Engineering Contradictions & Design Principles
Engineering Contradiction Analysis
1Measurement precision
If conventional edge detection methods (Hough transform, least-square technique) are used to calculate document inclination, then the inclination can be detected when the document is fully visible, but the detection accuracy deteriorates when a part of the document extends beyond the read image boundaries
Solution Approach 1:
The patent dynamically switches between two different inclination detection methods based on the visibility condition of the document. When the document is partially visible (extends beyond read image boundaries), it uses a geometric calculation method based on visible edge positions. When the document is fully visible, it uses conventional methods like Hough transform. This dynamic adaptation resolves the contradiction by selecting the appropriate method for each situation.
Solution Approach 2:
The patent changes the detection parameters and methodology based on the document visibility state. It determines whether the document extends beyond boundaries and adjusts the inclination calculation approach accordingly - using coordinate-based geometric calculations for partial visibility versus pixel-based transform methods for full visibility. This parameter adaptation enables accurate detection in both scenarios.

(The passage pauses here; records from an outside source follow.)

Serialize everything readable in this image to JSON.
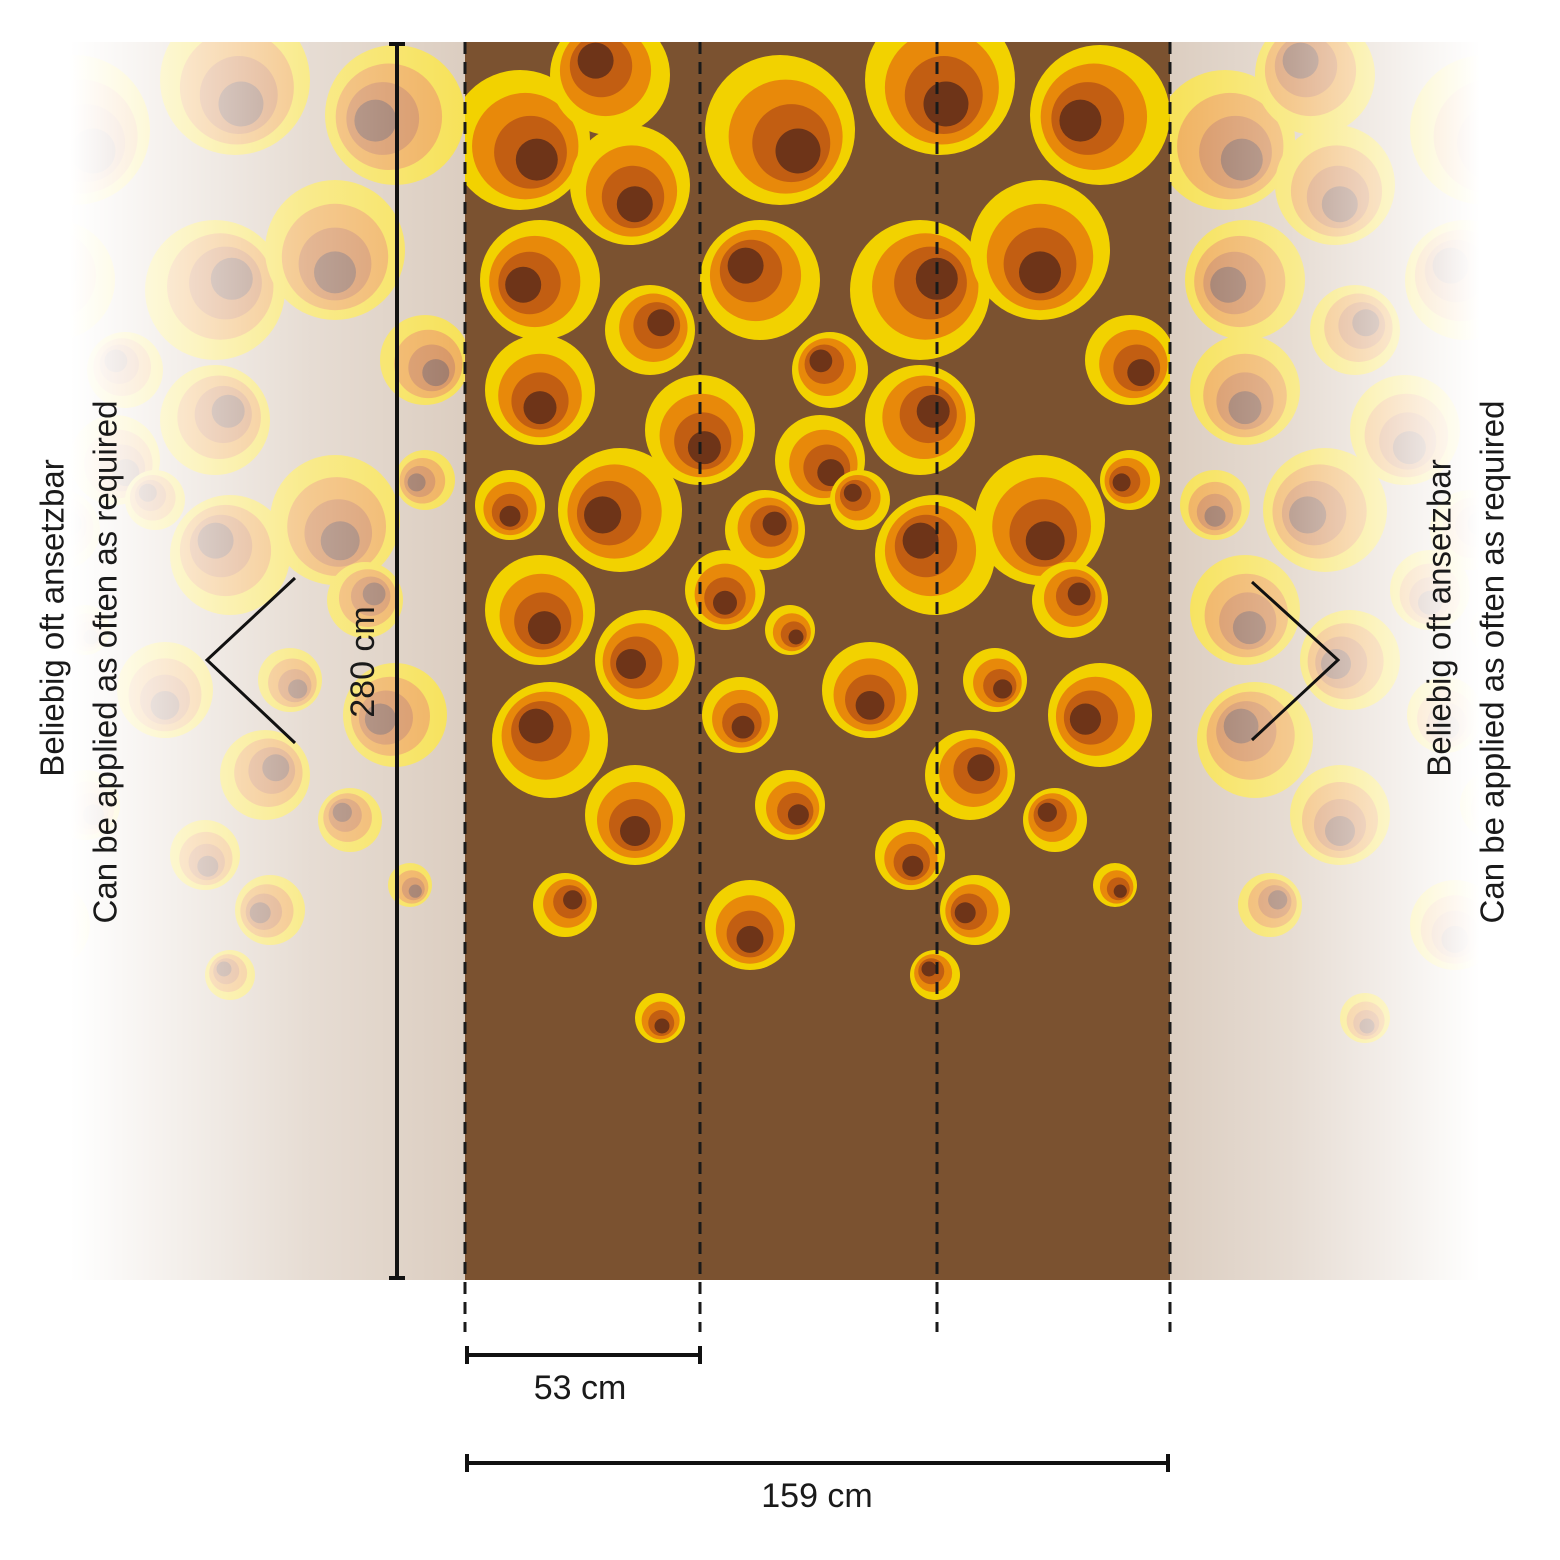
{
  "dimensions": {
    "height": "280 cm",
    "panel_width": "53 cm",
    "total_width": "159 cm"
  },
  "side_notes": {
    "left": [
      "Beliebig oft ansetzbar",
      "Can be applied as often as required"
    ],
    "right": [
      "Beliebig oft ansetzbar",
      "Can be applied as often as required"
    ]
  }
}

2Area of stationary object
If the document extends beyond the read image boundaries, then more of the document content is captured, but the edge detection and inclination calculation become inaccurate or impossible
Solution Approach 1:
The patent segments the document edge detection process into two distinct cases: partial visibility and full visibility. For partial visibility, it identifies and uses only the visible edge portions within the read image boundaries to calculate inclination. This segmentation allows accurate measurement despite the document extending beyond boundaries, as it relies solely on the detectable edge segments.
Solution Approach 2:
The patent applies partial action by using only the portion of the document edges that are visible within the read image boundaries for inclination calculation. It doesn't require the entire document to be visible, but rather utilizes the available edge information from the visible portion to accurately determine the document's inclination angle through geometric relationships.
3Device complexity
If conventional methods are used for document inclination detection, then the process is simple when the document is fully visible, but the complexity increases significantly when handling partial visibility cases
Solution Approach 1:
The patent implements a dynamic detection system that automatically selects between two inclination detection methods based on document visibility assessment. A determination unit evaluates whether the document extends beyond boundaries and switches between geometric calculation (for partial visibility) and conventional transform methods (for full visibility). This dynamic approach maintains reliability across different scenarios without requiring manual intervention.
Solution Approach 2:
The patent enables the detection system to self-adapt to different document visibility conditions. The determination unit automatically assesses the visibility state and selects the appropriate detection method without external control. The system serves itself by making intelligent decisions about which algorithm to apply, thereby maintaining both simplicity and reliability automatically.
Data Source
AI summary
A program stored in a non-transitory computer-readable medium causes an image processing apparatus to execute: read image data acquisition processing of acquiring read image data which is generated by optically reading a document and represents a read image including the document; line identification processing of identifying candidate lines which are candidates of lines representing edges of the document through analysis of the read image; and document information identification processing of identifying document information including at least one of a candidate line which represents at least a part of the edges of the document in the read image and an inclination of the document relative to the read image, by using a reference line formed from at least one of the candidate lines identified.